Stunting is defined as being at a height that is more than two standard deviations below the median of a reference population of the same age and sex. In 2012, the World Health Organization (WHO) set a global goal to decrease by 40 percent the number of stunted children by 2025.

“Achieving the WHO milestone for reducing stunting will rely on understanding the contributions of different stunting risk factors in order to design and deliver effective interventions,” the researchers wrote.

To begin to understand these underlying contributions, researchers first evaluated potential causes of child stunting using the Bradford Hill criteria for causation. These are widely accepted guidelines for investigating causality in epidemiological studies.

Five risk factor categories were identified to be the primary child-level causes of stunting, including low birth weight, insufficient diet, environmental enteric dysfunction, infection and toxin exposure.

Researchers then reviewed literature, published between 1970 and 2015, related to these categories.
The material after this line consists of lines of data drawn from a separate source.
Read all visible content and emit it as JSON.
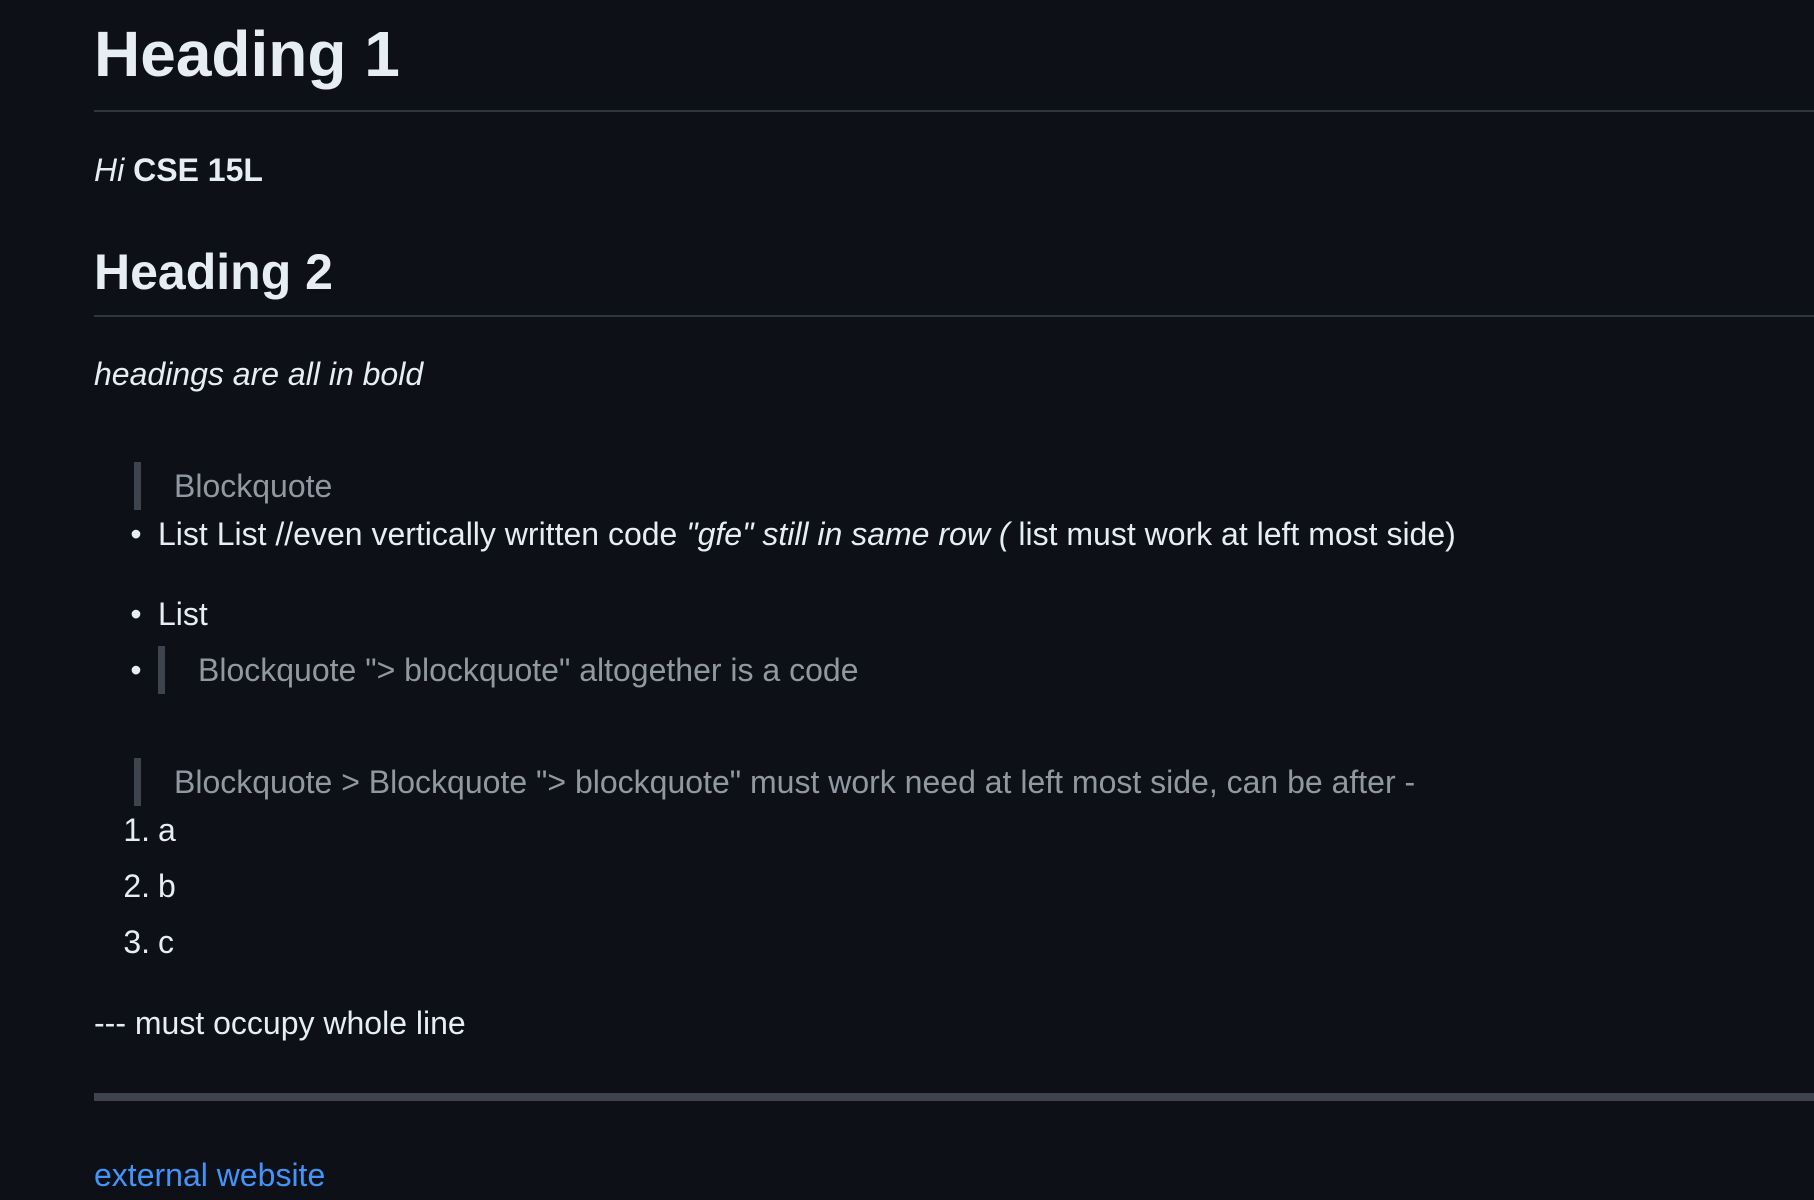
{
  "document": {
    "heading1": "Heading 1",
    "paragraph1": {
      "italic": "Hi",
      "bold": "CSE 15L"
    },
    "heading2": "Heading 2",
    "paragraph2_italic": "headings are all in bold",
    "blockquote1": "Blockquote",
    "list": {
      "bullet": "•",
      "item1": {
        "text_start": "List List //even vertically written code ",
        "italic": "\"gfe\" still in same row ( ",
        "text_end": "list must work at left most side)"
      },
      "item2": "List",
      "item3_blockquote": "Blockquote \"> blockquote\" altogether is a code"
    },
    "blockquote2": "Blockquote > Blockquote \"> blockquote\" must work need at left most side, can be after -",
    "ordered_list": [
      {
        "num": "1.",
        "text": "a"
      },
      {
        "num": "2.",
        "text": "b"
      },
      {
        "num": "3.",
        "text": "c"
      }
    ],
    "paragraph3": "--- must occupy whole line",
    "link": "external website"
  },
  "colors": {
    "background": "#0d1117",
    "text": "#e6edf3",
    "muted": "#9198a1",
    "border": "#30363d",
    "link": "#4493f8"
  }
}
The goal was to calculate a representative population attributable fraction for each risk factor in Africa, Asia and Latin America.

“Given that there are several causes of stunting, it’s possible that stunting in different geographic regions could be a result of a different etiologic make up,” Mosites said.

Researchers estimated that infectious diseases were responsible for large attributable fractions in all settings, and a combination of dietary indicators also comprised a large fraction in Africa. However, this represents only a first step towards mapping out the multiple causes of child stunting.

“Diseases with several causes are complicated,” Mosites said. “If we are hoping to prevent them, we will need to continue improving our tools for modeling complex causality.”

Mosites conducted the research as a PhD student at the School. Elizabeth Dawson-Hahn, Judd Walson, Ali Rowhani-Rahbar and Marian Neuhouser also contributed to the study.